Der slowakische Shark ist eine jener Zellen, die klar über ihrer 600-kg-Gewichtsklasse schlägt. Die Form ist dieselbe Form, die mit Tandem-Haube einen Geschwindigkeitsrekord von 428 km/h herausgeholt hat. Was zwischen den beiden…

Der slowakische Shark ist eine jener Zellen, die klar über ihrer 600-kg-Gewichtsklasse schlägt. Die Form ist dieselbe Form, die mit Tandem-Haube einen Geschwindigkeitsrekord von 428 km/h herausgeholt hat. Was zwischen den beiden Hauptvarianten in unserem Katalog wechselt, ist alles, was hinter der Brandschottwand hängt: der saugende Rotax 912 ULS 100 PS im Shark 600 und der aufgeladene Edge Performance EP 914Ti Turbo 126 PS im Shark 600T. Beide passen in die 600-kg-UL-Hülle. Keiner ist isoliert die richtige Antwort.
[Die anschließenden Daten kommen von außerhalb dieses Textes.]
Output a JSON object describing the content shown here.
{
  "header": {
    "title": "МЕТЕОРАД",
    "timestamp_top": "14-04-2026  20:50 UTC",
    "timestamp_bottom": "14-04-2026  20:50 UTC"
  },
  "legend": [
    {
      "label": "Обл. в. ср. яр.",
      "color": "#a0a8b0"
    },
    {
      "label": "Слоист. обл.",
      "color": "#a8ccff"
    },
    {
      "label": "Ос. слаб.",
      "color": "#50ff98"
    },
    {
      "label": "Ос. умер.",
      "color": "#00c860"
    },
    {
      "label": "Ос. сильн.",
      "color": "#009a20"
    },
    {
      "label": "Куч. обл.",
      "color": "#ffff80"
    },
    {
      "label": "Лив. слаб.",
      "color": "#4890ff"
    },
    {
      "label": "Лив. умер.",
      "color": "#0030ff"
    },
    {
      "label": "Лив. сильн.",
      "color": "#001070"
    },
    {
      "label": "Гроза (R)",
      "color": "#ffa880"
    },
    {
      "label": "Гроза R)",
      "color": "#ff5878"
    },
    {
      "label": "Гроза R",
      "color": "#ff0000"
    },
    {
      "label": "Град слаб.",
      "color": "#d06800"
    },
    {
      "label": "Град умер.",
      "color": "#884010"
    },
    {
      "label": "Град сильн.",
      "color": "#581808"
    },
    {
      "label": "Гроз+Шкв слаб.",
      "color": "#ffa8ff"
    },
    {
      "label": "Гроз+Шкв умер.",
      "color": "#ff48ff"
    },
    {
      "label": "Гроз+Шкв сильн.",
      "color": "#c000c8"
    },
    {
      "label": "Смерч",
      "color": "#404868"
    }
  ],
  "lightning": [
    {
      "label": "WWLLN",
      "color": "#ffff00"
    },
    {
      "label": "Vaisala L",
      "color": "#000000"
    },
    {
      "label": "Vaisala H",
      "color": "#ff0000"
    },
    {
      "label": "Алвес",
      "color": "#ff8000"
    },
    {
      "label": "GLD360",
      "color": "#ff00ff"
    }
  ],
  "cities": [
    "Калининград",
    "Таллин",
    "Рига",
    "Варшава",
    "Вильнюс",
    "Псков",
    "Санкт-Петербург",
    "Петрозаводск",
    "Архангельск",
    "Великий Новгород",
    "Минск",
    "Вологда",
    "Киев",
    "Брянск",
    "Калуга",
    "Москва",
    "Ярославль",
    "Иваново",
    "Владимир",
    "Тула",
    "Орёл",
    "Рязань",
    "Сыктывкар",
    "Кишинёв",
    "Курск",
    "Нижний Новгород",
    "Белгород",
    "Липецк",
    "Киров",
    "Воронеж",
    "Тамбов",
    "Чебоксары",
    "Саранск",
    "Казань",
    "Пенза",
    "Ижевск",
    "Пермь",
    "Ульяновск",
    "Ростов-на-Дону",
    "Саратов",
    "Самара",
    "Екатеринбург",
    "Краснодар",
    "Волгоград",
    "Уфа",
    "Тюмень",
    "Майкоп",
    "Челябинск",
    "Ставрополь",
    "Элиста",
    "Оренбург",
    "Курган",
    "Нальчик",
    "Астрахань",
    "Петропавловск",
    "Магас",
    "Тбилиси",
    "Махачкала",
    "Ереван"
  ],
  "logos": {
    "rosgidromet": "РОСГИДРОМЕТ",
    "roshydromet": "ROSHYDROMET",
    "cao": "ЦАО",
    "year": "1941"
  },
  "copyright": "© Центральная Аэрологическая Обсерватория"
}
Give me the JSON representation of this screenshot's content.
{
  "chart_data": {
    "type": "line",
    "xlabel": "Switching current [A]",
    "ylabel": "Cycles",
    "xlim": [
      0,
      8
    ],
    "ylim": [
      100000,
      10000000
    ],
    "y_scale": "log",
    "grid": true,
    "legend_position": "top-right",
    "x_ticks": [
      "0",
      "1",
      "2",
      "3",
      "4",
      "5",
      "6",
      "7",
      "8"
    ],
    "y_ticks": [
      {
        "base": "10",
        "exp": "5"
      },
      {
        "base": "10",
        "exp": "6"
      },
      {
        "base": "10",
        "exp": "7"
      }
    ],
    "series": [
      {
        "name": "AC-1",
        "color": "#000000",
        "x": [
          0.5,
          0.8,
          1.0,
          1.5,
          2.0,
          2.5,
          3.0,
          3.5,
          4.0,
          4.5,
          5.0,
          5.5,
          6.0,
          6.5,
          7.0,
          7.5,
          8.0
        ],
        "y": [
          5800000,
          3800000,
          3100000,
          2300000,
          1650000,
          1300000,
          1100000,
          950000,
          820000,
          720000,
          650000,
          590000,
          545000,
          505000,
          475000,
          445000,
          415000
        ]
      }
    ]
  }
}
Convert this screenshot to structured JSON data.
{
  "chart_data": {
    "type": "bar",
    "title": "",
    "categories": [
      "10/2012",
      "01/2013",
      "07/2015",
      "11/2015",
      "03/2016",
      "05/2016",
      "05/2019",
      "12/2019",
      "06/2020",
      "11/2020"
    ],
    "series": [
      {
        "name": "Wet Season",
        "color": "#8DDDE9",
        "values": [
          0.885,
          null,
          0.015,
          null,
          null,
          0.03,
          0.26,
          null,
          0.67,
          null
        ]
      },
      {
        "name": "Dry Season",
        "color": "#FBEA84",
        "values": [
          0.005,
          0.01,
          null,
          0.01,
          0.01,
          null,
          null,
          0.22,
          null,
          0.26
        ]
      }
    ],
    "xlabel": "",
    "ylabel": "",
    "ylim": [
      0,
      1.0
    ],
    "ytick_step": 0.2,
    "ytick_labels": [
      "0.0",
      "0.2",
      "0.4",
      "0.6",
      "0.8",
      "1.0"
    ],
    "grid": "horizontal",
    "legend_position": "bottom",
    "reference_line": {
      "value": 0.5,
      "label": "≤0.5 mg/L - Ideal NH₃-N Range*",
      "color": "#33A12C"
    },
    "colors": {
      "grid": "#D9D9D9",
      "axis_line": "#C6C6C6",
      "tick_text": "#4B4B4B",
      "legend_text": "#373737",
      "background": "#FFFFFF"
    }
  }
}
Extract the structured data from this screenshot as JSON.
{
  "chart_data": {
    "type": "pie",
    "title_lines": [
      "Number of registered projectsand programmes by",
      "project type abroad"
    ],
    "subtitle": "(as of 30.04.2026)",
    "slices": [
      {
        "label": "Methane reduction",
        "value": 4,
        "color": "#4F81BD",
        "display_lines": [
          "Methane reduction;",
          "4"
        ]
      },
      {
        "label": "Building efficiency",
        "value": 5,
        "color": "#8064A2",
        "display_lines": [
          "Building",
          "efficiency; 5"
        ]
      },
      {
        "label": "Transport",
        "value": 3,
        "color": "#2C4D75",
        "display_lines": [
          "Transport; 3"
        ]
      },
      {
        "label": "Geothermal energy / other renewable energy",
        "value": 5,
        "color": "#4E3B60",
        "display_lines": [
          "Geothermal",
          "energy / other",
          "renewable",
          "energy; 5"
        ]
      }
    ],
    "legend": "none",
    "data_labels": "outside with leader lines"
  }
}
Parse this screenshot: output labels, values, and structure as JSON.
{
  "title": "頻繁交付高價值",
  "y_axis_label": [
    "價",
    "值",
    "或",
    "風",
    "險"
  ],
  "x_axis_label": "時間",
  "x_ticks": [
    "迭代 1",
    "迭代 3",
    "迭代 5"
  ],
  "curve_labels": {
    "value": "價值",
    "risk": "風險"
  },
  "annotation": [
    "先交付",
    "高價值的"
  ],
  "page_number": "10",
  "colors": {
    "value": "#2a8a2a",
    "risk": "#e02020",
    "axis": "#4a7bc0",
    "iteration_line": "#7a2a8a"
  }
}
So triffst du die Wahl.

Was die Datenblätter wirklich sagen

Nebeneinander, mit den vom Hersteller veröffentlichten Zahlen:

| | Shark 600 (912 ULS) | Shark 600T (EP 914Ti) | |---|---|---| | Leistung | 100 PS NA | 126 PS aufgeladen | | MTOW | 600 kg | 600 kg | | Leermasse | ~310 kg | ~325 kg | | Nutzlast | ~290 kg | ~275 kg | | Reise MSL | 300 km/h | 300 km/h | | Reise FL100 | — (nicht für Dauerhöhe zugelassen) | 350 km/h | | Reichweite (75 % + 30 min Reserve) | 1958 km | — | | Reichweite (ECO @ FL100 + 30 min Reserve) | — | 3889 km | | Überziehgeschwindigkeit | 65 km/h (35 kt) | 65 km/h | | Dienstgipfelhöhe | 6.000 m | 5.500 m (FL180) mit O₂ | | Steigen | 5 m/s (1000 fpm) | 7 m/s (1380 fpm) | | Reiseverbrauch | 20 l/h @ 75 % | 15 l/h ECO in der Höhe | | Startrollstrecke | 190 m | 190 m | | Kraftstoff | 100 l | 100 l |

Die einzelne Zahl, die jedem ins Auge sticht, ist die Reichweite des 600T: 3889 km in der Höhe, im ECO-Modus, mit denselben 100 l Kraftstoff wie der Basis-600. Das ist kein Tippfehler. Der 914Ti Turbo, sobald er sich in die FL100-Reise auf einer mageren ECO-Map einlässt, schlürft 15 l/h, während er 350 km/h TAS schiebt. Der Basis-912 ULS auf Meereshöhe bei 75 % zieht 20 l/h, um 300 km/h zu halten. Rechnung: Der 600T wandelt Höhe in Ausdauer auf dieselbe Art um, wie ein Turbo-Auto Ladeluftkühler-Dichte in Drehmoment wandelt.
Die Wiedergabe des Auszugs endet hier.